As the ship left with its live cargo I.S.E. watched it go with gratitude. He even felt a twinge of fear as it entered the dangerous zone between the space he inhabited and the land that his creators chose to live on. The fire was bright from the creation of the tunnel through the air by the ship, but it wasn't bright enough to stay visible with the immense Sun as its background. I.S.E. left the portion of his orbit over the same hemisphere as the ship in a matter of minutes, and didn't see it again as he came back around. This was slightly depressing, but nothing I.S.E. didn't expect. He slowly contemplated the events that had occurred while continuing on his infinite campaign, finally returned to dull normalcy.

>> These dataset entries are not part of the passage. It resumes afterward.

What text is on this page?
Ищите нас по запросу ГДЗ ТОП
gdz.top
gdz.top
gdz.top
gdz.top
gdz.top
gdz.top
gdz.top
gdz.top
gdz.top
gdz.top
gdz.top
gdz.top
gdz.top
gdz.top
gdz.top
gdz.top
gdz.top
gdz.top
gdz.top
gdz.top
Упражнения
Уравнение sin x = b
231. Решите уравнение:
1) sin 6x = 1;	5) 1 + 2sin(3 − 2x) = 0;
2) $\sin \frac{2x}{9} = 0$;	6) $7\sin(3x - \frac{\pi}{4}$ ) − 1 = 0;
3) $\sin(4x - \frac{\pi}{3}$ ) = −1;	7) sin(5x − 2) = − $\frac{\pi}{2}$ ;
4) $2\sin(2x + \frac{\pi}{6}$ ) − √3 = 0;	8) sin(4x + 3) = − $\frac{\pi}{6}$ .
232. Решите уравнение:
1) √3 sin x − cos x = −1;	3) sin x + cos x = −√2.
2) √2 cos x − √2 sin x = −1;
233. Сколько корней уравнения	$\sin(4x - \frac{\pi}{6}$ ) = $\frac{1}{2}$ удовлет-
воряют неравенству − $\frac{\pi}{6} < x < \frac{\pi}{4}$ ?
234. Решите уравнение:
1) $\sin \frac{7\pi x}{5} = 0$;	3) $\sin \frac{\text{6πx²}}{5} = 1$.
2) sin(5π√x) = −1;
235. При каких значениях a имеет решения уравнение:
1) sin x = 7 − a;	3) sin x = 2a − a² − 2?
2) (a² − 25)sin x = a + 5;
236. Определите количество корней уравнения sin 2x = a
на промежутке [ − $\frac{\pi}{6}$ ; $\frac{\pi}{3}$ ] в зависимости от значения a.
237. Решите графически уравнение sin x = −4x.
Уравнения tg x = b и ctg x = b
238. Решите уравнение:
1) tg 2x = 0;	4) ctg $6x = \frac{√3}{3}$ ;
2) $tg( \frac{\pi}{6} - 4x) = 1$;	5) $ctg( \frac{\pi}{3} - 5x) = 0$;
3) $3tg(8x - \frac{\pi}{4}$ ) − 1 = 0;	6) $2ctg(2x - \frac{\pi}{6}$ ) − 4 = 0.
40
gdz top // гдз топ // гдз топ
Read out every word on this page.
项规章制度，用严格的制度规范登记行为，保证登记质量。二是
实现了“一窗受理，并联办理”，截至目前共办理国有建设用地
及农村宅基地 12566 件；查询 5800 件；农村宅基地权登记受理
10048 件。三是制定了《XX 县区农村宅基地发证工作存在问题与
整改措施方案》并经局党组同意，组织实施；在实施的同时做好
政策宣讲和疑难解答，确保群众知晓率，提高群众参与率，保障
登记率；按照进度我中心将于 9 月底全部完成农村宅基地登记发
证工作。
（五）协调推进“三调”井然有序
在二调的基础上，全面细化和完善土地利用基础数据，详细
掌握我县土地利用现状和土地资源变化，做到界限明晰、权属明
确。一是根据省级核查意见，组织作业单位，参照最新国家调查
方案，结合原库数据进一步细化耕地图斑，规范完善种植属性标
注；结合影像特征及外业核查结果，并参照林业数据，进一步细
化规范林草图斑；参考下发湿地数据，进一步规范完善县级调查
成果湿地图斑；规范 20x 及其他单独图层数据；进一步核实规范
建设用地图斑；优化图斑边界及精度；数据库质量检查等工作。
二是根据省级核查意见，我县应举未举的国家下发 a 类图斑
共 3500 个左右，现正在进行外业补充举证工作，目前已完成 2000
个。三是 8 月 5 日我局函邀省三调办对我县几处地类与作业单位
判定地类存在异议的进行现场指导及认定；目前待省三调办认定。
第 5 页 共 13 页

On the I.S.S. cargo ship flight manager Steve Louis watched as the structure that had been his only respite in the loneliness of space faded out of view over the horizon. He was badly injured but managed to stay strapped in his burnt seat as his ship passed through the layer of ionization caused by the rapid re-entry. The ground techs had been right after all, thought Louis, the strong shields that had contained the specimens on the I.S.E. were perfect as a heat shield to protect him on his return to Earth. The intense vibrations caused him agony, but when he finally entered the low part of the atmosphere he managed to slow the haphazardly fixed ship to a speed in which could pull the parachutes. The last thing he did before touching down in the Pacific ocean was activate the ancient sat-phone he had grubbed from the I.S.E., speed dialing 911 and alerting EMS to his location. He only had to mention his scenario and the person on the other end of the phone handed the situation over to the military, which had a ship in the area to pick him up. In a matter of minutes he was being hauled aboard an aircraft carrier, medical teams at the ready to save him from the damaged caused to his body by the collision out in space.